Kinetics of ABA-induced activation of anion channels in guard cell protoplasts. (A) Current–voltage relations in the presence of 10 μM cytosolic ABA, (open symbols) and without ABA (filled symbols), at time points indicated. Voltage ramps were applied from –158 to + 82 mV in 1,500 ms, and the holding potential was –158 mV. Note the activities of R- and S-type channels. (B) Time courses of peak currents from voltage ramps as shown in Upper, recorded after whole-cell access. Time courses are shown for representative experiments in the absence (filled symbols, n = 26) and presence (open symbols, n = 24) of 10 μM ABA in the pipette solution. (C) Peak currents of R- and S-type channels were plotted as a function of time after gaining whole-cell access. Currents were normalized to their maxima. S-type current amplitudes were determined from linear interpolation between the current at –98 and 2 mV during voltage ramps as shown in A. R-type current amplitudes were expressed as the difference between peak and S-type currents. (D) Single-channel fluctuations of an outside-out patch, excised from a whole cell at the peak of ABA-induced anion currents (≈2 min). The recordings were conducted at several time points, indicated as the time after gaining whole-cell access.

Fig. 5.

Activation of anion currents in guard cell protoplasts by extracellular and intracellular ABA. (A) Voltage ramps in the presence of different ABA concentrations in the pipette solution were applied and peak currents were determined, as in Fig. 4. The maximum currents during the ABA responses were normalized to the cell capacitance and plotted as a function of the ABA concentration (error bars represent SE, n indicates number of cells). Two cells with unusually high ABA responses were not included in the analysis.
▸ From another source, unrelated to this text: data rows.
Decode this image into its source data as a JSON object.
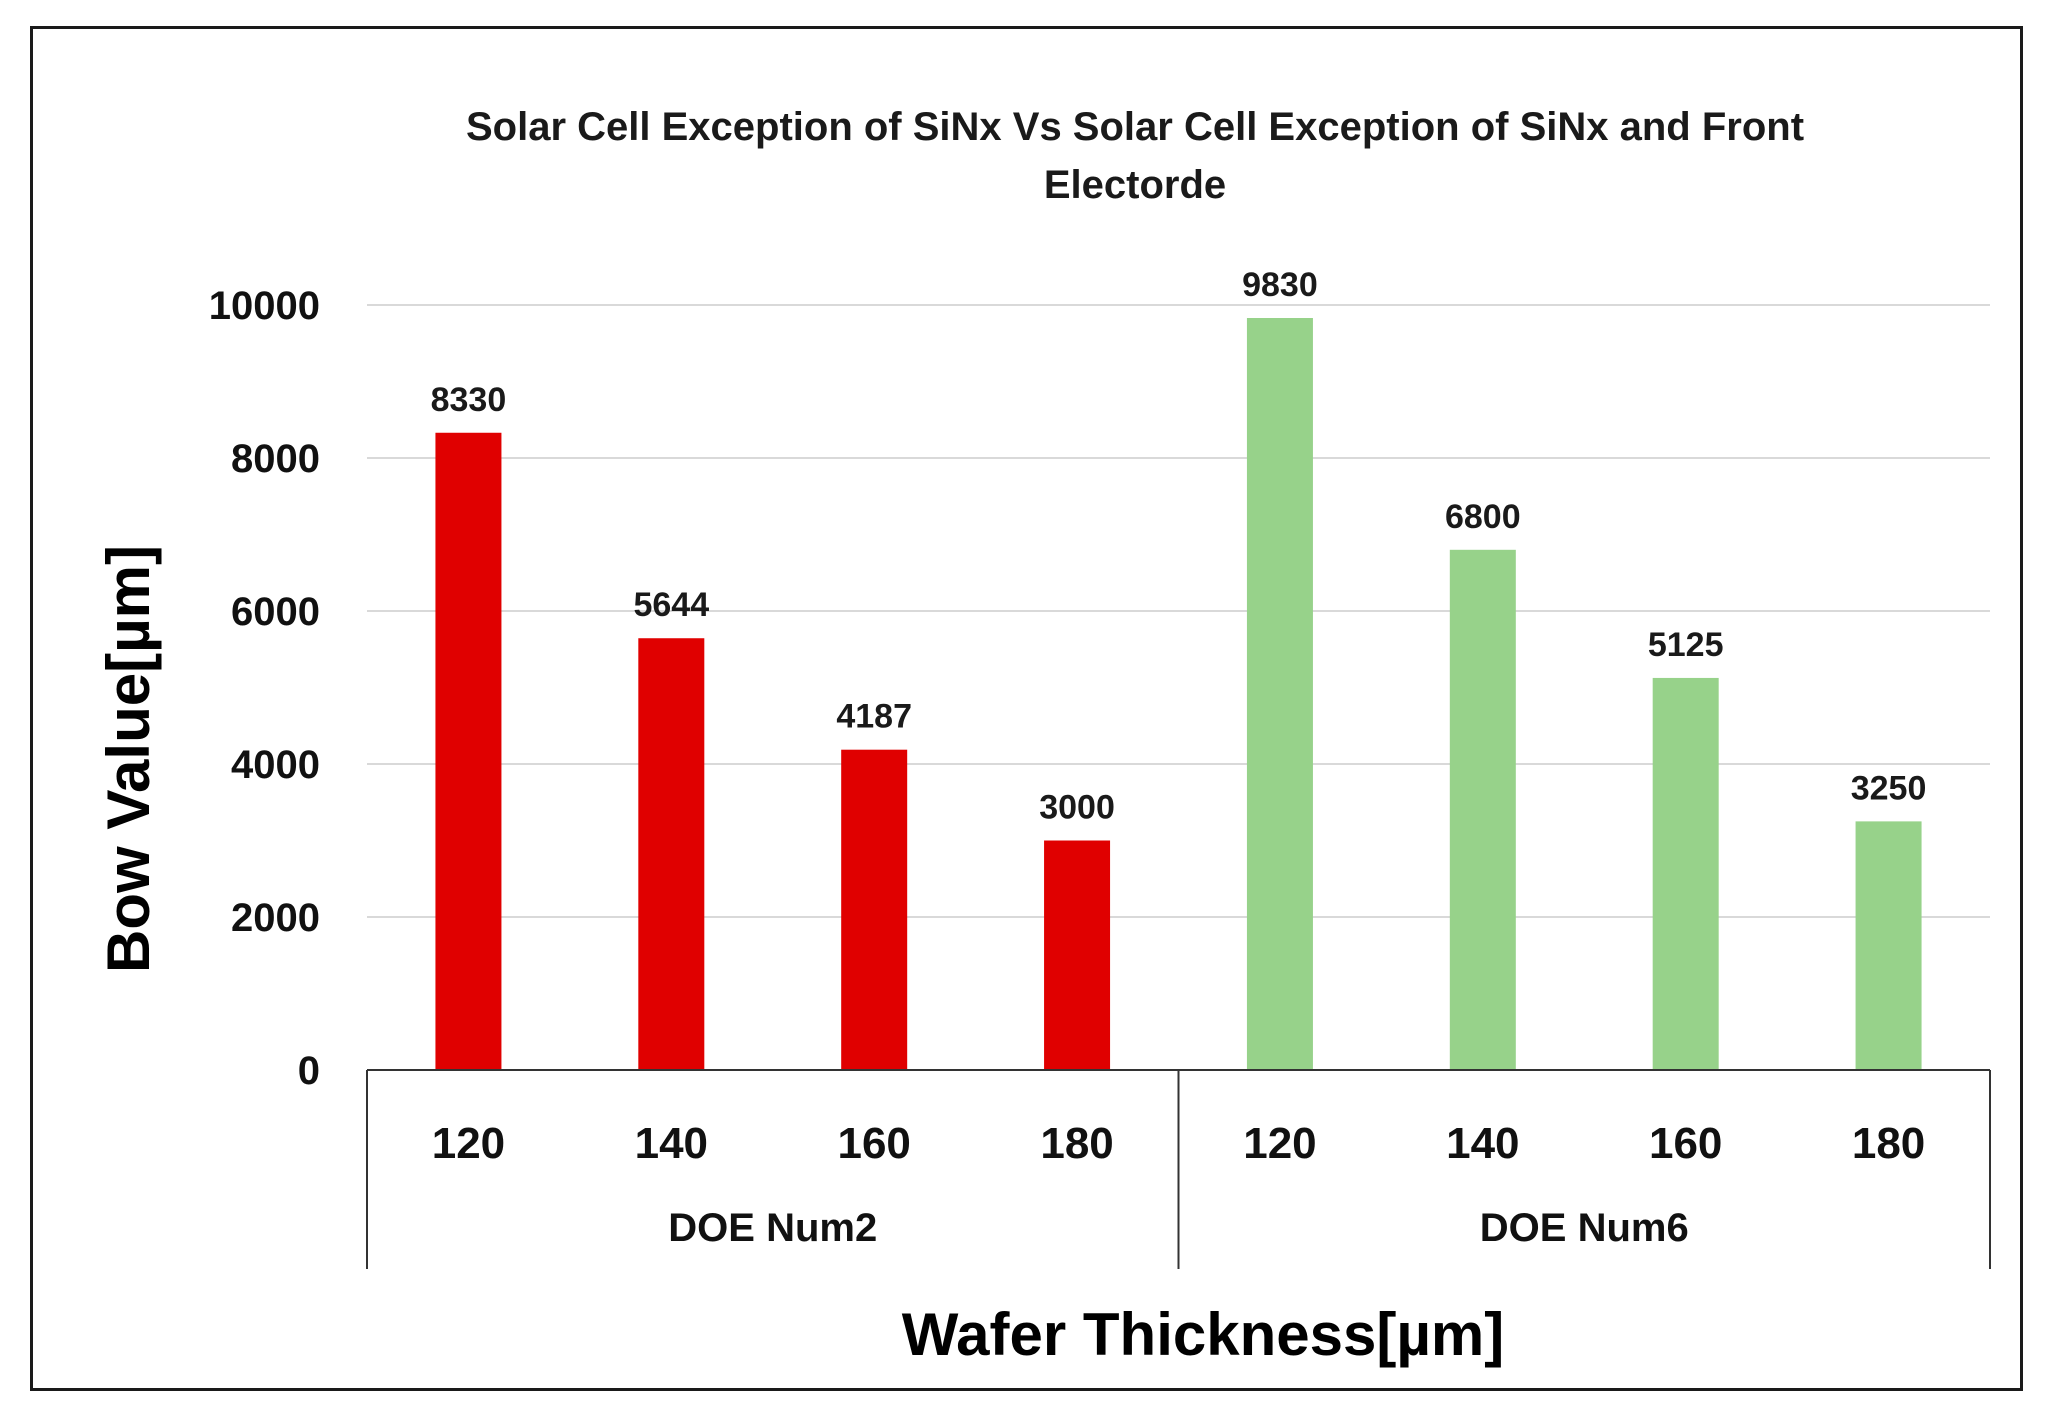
{
  "chart_data": {
    "type": "bar",
    "title_lines": [
      "Solar Cell Exception of SiNx Vs Solar Cell Exception of SiNx and Front",
      "Electorde"
    ],
    "xlabel": "Wafer Thickness[µm]",
    "ylabel": "Bow Value[µm]",
    "ylim": [
      0,
      10000
    ],
    "yticks": [
      0,
      2000,
      4000,
      6000,
      8000,
      10000
    ],
    "grid": true,
    "groups": [
      {
        "name": "DOE Num2",
        "color": "#e00000",
        "categories": [
          "120",
          "140",
          "160",
          "180"
        ],
        "values": [
          8330,
          5644,
          4187,
          3000
        ]
      },
      {
        "name": "DOE Num6",
        "color": "#97d28a",
        "categories": [
          "120",
          "140",
          "160",
          "180"
        ],
        "values": [
          9830,
          6800,
          5125,
          3250
        ]
      }
    ]
  }
}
Filled symbols represent data obtained with a pipette solution containing 50 mM BAPTA instead of 10 mM EGTA. (B) Time courses of peak currents from voltage ramps as shown in Fig. 4A Upper, recorded after whole-cell access. Time courses are shown for representative experiments in which 20 μM ABA was given at the extracellular face (filled symbols) or 10 μM ABA was applied by means of the pipette solution (open symbols). (Inset) Average peak currents after intracellular (open symbols), or extracellular (filled symbols) ABA application, or without ABA (contr.). Error bars represent SE, n indicates number of cells.